Sunday 27 January 2013

From Erbil 2

Cultural Centre of Saladin University, the entrance


Very full day in very full rain, the wind driving and swirling, the rain working its way up to major crescendos. Three sessions, the first on theatre, the second on epic poetry, the third on translation, then a reading with music in the evening.

The day sessions are in the main hall of the Cultural Centre, Saladin University. It's another postmod building and yet not really postmod. I am not quite sure what the term means in architecture now. It's not so much about irony as about a certain kind of playfulness, a playfulness that can look quite earnest on occasion. In heavy rain the irony, if there ever was any, simply soaks away and you don't feel so playful either, but its good to be under cover. We have carried our books to the hall (with help) and see the book-stall set up. Meanwhile people gather, mainly officials and students. We don't enter quite when we are due to because there has to be an official opening by the president, but then the president doesn't come because there is a demonstration somewhere in the city. We don't know what it is about.

We filter into the hall which is large and faintly Stalinist, comfortable, grand, with settees and extremely comfortable regal settees in the front two rows. A heroic portrait hangs above the stage which is furnished with four comfortable grand-looking chairs.

I have been in this hall or rather something very like it before. It is a hall of wary optimism with a strong regard for authority.

Everyone is equipped for simultaneous translation. We have three languages: Arabic, Kurdish and English. The translators' job is hard and generally thankless.
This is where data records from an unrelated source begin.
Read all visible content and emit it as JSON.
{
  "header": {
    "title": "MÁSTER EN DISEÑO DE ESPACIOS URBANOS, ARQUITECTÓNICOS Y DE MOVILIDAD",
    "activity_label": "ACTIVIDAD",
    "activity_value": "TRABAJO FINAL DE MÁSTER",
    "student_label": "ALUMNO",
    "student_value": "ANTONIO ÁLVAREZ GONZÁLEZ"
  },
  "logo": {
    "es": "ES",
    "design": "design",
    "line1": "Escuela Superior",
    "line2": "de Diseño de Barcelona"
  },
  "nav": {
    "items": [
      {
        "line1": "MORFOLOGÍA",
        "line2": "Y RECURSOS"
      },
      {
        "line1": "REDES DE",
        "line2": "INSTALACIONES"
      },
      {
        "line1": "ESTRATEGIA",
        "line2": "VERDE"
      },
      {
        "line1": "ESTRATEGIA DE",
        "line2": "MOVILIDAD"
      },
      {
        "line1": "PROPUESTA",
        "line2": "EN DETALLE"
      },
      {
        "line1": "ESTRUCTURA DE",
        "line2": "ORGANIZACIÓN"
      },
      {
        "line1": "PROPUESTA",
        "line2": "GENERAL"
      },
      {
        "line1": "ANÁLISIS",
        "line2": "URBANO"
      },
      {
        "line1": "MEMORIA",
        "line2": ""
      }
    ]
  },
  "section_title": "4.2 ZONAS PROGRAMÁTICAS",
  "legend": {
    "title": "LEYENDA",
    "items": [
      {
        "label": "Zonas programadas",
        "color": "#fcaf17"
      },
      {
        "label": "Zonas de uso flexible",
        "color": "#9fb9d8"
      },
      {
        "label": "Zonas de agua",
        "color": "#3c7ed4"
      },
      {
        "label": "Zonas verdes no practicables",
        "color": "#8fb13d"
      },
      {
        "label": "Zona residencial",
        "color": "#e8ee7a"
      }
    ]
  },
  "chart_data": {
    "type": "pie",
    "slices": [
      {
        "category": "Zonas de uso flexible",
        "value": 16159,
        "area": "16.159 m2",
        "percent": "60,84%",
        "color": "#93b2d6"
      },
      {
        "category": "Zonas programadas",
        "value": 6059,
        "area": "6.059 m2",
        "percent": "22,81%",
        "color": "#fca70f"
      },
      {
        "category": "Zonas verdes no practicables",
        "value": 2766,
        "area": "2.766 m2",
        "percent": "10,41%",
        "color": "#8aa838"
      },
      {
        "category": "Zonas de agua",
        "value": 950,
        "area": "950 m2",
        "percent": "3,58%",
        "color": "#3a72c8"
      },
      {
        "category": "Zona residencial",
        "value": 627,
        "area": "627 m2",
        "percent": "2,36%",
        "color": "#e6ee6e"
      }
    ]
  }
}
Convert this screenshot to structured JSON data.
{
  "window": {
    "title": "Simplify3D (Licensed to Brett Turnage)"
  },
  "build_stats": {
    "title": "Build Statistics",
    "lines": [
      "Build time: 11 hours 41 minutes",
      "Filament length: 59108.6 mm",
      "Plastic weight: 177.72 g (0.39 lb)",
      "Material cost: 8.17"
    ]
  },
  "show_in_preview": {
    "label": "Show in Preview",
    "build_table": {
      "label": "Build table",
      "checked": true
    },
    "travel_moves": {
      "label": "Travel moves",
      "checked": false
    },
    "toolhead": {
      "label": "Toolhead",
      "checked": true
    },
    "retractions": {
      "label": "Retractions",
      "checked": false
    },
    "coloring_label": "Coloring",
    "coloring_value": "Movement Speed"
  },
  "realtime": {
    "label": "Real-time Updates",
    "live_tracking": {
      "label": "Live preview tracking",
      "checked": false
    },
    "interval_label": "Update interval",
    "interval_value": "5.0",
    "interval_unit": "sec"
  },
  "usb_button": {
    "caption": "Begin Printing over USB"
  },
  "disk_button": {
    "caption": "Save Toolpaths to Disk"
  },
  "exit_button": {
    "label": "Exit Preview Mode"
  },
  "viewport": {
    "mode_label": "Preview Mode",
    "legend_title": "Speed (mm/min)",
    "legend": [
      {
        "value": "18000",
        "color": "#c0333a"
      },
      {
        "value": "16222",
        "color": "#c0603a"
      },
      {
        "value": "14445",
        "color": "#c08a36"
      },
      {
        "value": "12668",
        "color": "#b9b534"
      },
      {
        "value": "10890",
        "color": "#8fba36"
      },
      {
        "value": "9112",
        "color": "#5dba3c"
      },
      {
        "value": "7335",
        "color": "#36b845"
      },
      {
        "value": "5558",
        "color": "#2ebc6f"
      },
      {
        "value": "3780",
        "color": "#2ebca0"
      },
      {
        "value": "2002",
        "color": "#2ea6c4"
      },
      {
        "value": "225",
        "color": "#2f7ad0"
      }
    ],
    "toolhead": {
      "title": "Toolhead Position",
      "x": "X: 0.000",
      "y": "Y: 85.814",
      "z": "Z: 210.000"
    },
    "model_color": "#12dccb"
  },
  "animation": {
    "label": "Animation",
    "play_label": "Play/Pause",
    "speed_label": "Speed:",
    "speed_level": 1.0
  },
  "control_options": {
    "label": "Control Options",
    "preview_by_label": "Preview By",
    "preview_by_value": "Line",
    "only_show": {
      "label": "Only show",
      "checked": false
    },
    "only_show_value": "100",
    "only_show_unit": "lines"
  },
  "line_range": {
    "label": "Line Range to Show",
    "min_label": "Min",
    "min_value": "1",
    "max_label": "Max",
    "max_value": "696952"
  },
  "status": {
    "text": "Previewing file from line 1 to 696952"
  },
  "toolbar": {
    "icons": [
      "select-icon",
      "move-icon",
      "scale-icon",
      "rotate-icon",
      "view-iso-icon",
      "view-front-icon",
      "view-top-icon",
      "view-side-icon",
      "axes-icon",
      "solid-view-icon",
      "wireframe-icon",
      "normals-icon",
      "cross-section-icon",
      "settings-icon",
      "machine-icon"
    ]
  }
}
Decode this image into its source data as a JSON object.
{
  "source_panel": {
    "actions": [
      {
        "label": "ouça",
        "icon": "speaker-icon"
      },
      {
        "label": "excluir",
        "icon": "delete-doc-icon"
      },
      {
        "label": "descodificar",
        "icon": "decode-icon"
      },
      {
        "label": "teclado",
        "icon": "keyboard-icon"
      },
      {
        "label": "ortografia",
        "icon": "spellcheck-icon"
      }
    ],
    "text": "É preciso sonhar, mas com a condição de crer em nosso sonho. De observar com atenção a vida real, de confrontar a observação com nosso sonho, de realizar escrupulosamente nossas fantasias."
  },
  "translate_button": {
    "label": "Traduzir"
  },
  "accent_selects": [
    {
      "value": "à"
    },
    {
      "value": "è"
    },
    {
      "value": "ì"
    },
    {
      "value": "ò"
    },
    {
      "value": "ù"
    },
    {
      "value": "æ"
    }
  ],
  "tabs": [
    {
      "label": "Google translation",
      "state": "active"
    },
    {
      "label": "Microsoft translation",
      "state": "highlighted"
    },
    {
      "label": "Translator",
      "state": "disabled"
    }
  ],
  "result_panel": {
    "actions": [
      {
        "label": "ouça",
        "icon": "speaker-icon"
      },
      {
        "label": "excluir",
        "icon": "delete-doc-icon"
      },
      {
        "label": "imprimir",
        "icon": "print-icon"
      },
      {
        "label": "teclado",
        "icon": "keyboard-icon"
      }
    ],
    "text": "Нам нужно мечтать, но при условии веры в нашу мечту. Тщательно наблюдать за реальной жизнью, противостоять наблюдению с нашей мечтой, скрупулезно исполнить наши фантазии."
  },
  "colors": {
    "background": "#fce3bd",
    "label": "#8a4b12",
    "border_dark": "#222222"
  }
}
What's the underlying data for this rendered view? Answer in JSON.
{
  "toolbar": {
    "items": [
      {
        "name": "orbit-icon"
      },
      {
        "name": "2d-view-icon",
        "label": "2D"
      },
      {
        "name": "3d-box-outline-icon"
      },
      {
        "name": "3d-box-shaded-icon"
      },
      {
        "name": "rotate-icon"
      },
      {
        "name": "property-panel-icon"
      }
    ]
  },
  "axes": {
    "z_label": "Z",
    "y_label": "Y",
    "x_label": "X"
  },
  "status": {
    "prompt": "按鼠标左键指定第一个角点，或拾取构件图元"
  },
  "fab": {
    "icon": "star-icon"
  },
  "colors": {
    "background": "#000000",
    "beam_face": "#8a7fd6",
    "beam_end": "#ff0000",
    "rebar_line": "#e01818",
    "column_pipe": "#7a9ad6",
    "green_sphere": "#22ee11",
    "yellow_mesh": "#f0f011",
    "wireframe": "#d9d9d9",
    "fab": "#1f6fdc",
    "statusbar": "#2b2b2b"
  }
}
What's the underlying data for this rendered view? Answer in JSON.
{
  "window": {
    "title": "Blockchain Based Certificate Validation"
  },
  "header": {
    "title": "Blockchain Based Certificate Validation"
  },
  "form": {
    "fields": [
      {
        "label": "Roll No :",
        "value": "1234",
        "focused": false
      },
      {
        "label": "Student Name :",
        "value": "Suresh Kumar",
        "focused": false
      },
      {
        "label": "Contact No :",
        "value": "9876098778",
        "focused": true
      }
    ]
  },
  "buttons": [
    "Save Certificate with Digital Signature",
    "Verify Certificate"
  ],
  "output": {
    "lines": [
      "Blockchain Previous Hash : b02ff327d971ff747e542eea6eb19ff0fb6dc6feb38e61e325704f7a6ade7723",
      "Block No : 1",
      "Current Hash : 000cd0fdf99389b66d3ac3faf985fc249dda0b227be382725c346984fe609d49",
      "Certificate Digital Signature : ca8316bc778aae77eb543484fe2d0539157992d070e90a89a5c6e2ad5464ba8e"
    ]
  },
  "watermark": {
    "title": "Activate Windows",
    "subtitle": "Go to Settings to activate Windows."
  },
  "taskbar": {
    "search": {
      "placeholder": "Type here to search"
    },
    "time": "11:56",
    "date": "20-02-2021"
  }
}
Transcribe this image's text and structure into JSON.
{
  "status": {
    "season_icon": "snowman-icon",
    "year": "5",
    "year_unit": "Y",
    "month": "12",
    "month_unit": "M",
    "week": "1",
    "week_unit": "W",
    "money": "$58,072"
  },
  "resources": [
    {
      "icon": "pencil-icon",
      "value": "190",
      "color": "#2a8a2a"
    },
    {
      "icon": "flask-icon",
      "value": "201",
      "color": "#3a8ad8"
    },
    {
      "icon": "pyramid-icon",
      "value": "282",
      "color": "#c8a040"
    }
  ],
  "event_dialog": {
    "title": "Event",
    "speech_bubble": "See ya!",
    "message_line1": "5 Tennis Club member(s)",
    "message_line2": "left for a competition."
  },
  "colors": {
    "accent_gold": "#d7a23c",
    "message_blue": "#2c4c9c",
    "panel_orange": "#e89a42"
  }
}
We should thank these translators because they are very good.

The temper and fashion of such sessions is determined by custom, mood and precedence. Lucy performs heroically in the theatre session, lucid, full of courtesy and intelligent warmth, giving instances. The rhetorical forms are settling into my ear. The trick is to listen, listen very hard even if the rhetorical forms involve some repetition or circumlocution. The students are happy at the end and gather round Lucy. Then we all push off for lunch in another hotel. The rain is blowing here and there. The dinner is buffet style, the choice extensive and tempting. Water is brought to us at the table. We can ask for Turkish coffee. We talk while we may then we are back in the university again. This time on epic poetry where Adam is our representative. It's a difficult subject and much depends on the chair. The writers stand to read a passage from their work.

Half an hour break then it's the session on translation, all well bar for the fact I am the only translator among the three guests. But it skips along in lively enough fashion, thanks to the chair. Sometimes it's hard to know whether I am required to speak as poet or translator. Distinctly as translator this time. I've had twenty-eight years of translation to think about the subject so it's a matter of what to leave out rather than what to talk about.

I should have mentioned that the sessions are two hours long, and that after the lunch the students had gone so the afternoon was chiefly between professionals.

Then we eat again - another buffet in the same hotel before being driven off to the Shanadar Park Gallery which looks like an enormous stone yurt. Here the festival invited writers read five minutes each while a band plays along, the band consisting of a Korg keyboard, a clarinet and a violin. Their music is eclectic and in certain pieces quite virtuosic. Still, it's interesting to read to a musical backing. Adam being the first up is somewhat ambushed by it, reading the prelude to his John Clare book to music by Lionel Richie and the theme from The Titanic. After this the music beomes more folk-based with an occasional touch of jazz. The audience comprises the poets from the Reel Iraq group and they read one or two poems each, Billy Letford two by heart with great gusto.

I am old enough to remember a fashion show at midnight in Macedonia and haunting poetry readings in the night garden of the IIC in Delhi. I am not inclined to get ironic about any custom and while mood music under poetry is unusual in England, I know it is less unusual in other places. My first poem is not given music, but the other two are and it's interesting moving in time to it. I listen to the Arabic and Kurdish poems and note how much it is a slightly stylised dramatic performance complete with hand gestures and lilts of voice.

Life is always denser, more layered than you think it is. It's palimpsest not tourist brochure.

We are driven back to the hotel and have a drink at the bar, talking about China and daughter and taking chances. Tomorrow the pattern of the day is similar I see I've got the last session again, on the idea of national literature. Three two-hour sessions than my one-and-a-half hour one. It will be a matter of the last man - or woman - standing.